ただ、正直なところ僕の読書量はかなり不足しているという印象で、能力が高い方達はもっとたくさん読んでいると思っている。だから今年の目標はアイドルの写真集に穴が空くまで読み込もうと思う。

 

 僕の高校はごく簡潔に表現すると自称進学校である。課題の提出が遅れた者から延滞料金を徴収して、その金でまた新しい教材を買ってくるという恐ろしいシステムがあって、毎晩僕はまぶたにキンカンを塗りながら勉強したものである。

 

当然合格体験記も配られる。先生に盲従して勉強に励めば、試験中に先生が憑依してきて合格できるとか、勉強をやりすぎて疲労骨折してしまったが、痛み止めを飲んで勉強を続けたとか、そういうことが書いてあった。

 

太閤記を読み終わった。豊臣秀吉が天下人になるまでのシンデレレラストーリーである。ちょっと人生の合格体験記みたいなところがあるような気がしないでもない。

 

秀吉と他の武将を対比しながら読んでみると彼が天下人になれた理由、あるいは他の武将(柴田勝家明智光秀織田信長)が天下統一できなかった理由がわかると思う。

 

それから司馬遼太郎の小説を読むと往往にして似たような気持ちを抱く。

 

人生の結末は各々の才能に依存する、よって 人生がハードモードになるかイージーモードになるかは生まれつきほとんど決まっている。

 

才能・能力があれば、不遇の時代が続くかもしれないにせよ、いつかは相応のポジションに収まっていく。

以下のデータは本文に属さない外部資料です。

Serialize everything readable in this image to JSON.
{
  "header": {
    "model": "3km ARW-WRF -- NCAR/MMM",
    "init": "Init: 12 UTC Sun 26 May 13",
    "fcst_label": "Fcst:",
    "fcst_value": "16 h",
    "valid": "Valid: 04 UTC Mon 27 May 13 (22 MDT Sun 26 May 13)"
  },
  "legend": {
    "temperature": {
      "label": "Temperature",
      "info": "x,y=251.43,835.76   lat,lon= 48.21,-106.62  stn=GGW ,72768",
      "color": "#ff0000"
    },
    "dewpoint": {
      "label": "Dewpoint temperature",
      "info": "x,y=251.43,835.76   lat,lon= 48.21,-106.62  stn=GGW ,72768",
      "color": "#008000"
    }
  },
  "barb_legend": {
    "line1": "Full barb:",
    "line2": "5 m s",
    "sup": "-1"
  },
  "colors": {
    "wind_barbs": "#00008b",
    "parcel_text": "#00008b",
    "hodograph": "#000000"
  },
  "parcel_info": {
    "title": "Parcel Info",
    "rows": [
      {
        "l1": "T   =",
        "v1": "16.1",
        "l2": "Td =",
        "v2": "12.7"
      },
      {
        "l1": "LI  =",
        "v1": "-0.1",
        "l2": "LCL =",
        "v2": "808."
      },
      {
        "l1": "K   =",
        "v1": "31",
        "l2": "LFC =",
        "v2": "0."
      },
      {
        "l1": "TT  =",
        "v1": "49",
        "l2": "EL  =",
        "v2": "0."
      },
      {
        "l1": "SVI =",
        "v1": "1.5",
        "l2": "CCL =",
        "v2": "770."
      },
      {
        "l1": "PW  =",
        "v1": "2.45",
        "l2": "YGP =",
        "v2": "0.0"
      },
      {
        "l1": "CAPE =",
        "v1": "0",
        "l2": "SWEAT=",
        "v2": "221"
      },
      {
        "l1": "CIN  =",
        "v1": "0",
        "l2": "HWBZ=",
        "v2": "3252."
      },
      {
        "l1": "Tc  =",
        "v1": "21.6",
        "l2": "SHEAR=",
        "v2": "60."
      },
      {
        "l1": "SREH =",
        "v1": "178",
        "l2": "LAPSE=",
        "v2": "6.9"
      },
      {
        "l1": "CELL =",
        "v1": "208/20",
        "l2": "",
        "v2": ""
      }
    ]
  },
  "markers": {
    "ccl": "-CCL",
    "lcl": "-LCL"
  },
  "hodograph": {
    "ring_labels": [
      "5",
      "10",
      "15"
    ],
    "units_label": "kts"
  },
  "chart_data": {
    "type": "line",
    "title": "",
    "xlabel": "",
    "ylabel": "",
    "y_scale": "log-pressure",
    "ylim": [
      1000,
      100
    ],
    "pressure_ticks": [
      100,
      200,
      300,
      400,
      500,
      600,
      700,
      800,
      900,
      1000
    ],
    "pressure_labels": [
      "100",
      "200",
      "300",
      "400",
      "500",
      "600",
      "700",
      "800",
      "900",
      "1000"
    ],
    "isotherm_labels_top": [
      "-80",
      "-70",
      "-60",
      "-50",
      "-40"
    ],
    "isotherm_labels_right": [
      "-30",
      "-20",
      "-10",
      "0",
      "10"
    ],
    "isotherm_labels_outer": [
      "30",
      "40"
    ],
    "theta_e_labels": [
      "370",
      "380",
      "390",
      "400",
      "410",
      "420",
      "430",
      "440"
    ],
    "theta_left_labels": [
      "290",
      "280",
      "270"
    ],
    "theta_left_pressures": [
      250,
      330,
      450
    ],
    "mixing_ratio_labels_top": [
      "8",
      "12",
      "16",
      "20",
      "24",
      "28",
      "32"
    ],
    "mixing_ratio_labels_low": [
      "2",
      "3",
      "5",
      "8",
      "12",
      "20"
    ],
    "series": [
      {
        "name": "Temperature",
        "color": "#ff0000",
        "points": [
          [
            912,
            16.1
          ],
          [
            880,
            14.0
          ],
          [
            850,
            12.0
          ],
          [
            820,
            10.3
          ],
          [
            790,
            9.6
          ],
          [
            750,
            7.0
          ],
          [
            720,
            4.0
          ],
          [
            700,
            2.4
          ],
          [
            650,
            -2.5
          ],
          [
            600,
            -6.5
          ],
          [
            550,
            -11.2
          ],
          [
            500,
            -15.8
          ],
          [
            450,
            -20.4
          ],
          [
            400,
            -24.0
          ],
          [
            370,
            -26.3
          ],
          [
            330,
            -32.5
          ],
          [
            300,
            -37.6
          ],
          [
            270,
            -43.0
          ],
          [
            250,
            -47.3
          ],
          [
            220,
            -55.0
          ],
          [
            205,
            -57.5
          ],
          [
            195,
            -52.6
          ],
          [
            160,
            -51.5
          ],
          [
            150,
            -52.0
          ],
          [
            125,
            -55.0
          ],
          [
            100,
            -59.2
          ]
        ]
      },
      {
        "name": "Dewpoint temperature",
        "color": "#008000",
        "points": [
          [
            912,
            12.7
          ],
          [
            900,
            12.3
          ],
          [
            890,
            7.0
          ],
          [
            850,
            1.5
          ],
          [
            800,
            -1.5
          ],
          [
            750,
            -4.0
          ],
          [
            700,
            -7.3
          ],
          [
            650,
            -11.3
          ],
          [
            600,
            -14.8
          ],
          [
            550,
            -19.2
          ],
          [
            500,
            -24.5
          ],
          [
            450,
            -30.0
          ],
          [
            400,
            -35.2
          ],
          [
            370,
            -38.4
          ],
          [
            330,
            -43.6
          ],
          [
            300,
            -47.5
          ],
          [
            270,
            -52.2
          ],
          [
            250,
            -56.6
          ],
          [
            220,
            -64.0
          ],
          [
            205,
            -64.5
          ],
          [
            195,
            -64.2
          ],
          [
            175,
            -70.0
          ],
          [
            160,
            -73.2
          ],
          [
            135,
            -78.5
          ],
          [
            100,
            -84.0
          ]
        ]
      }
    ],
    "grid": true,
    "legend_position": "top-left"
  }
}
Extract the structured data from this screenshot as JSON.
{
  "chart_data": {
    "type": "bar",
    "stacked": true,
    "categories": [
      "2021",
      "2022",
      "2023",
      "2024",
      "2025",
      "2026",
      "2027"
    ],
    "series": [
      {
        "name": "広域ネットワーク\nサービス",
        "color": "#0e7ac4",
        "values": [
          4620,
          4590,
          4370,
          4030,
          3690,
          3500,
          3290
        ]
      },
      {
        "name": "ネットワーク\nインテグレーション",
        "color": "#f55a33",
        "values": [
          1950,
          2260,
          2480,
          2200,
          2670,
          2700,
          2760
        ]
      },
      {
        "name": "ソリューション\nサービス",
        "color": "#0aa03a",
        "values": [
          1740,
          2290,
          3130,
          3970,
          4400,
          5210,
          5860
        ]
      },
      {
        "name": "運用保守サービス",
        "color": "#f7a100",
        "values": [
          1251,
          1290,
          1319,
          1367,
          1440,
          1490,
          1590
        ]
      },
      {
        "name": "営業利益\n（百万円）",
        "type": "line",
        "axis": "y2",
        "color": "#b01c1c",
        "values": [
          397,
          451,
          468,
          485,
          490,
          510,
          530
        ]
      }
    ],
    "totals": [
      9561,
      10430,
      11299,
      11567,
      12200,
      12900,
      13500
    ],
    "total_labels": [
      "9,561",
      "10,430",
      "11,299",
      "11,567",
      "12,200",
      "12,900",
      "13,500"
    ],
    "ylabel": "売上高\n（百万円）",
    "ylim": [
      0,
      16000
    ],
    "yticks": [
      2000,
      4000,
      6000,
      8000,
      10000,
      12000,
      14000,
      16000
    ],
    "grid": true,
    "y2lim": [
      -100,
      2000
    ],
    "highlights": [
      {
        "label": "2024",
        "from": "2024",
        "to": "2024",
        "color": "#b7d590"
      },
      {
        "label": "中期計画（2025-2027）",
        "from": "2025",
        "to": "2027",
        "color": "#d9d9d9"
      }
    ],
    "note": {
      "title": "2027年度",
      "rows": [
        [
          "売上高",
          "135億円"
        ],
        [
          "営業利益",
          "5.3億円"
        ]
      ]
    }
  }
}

ぶっちゃけ「年収1000万のビジネスマンは毎朝母親のケツにキスをする」とか「起業するなら札束の枕で眠りなさい」みたいなビジネス書よりも司馬遼太郎歴史小説の方が勉強になる。

 

同じ時期に読んだのが村上龍のオールドテロリストである。老人が衰退し続ける日本に怒りを抱き、テロを起こすというストーリーだった。この小説には現代の上流階級が登場する。例えば高級官僚とか、金が余って仕方がないので止むを得ず月に行くことにしたとかである。そういう人たちの実際の生活が垣間見て、まるで翼を失った飛行機のように金欠の僕は、人生の理不尽さに打ちひしがれて、川へ入水して楽になってしまおうかと思った。

正直なところ、半島を出よとか愛と幻想のファシズムの方がストーリーの綿密さとかリアリティーという点で面白いような気がしている。

 

2ヶ月くらい前に読んだ本なのでちょっと感想をよく思い出せない。ただ優秀な人たちは本をたくさん読んでいて、それぞれの本を自分の視点で解釈していることは事実である。

 

俺様も脳みそ(というか思考能力)を鍛えるためにいっぱい勉強しようと思った。しかし勉強しようと思うだけでは、まるで声を失ったボーカルみたいで意味がない。しっかり勉強の徳を積まなければ、僕は空っぽのタンカーみたいな存在になってしまうだろう。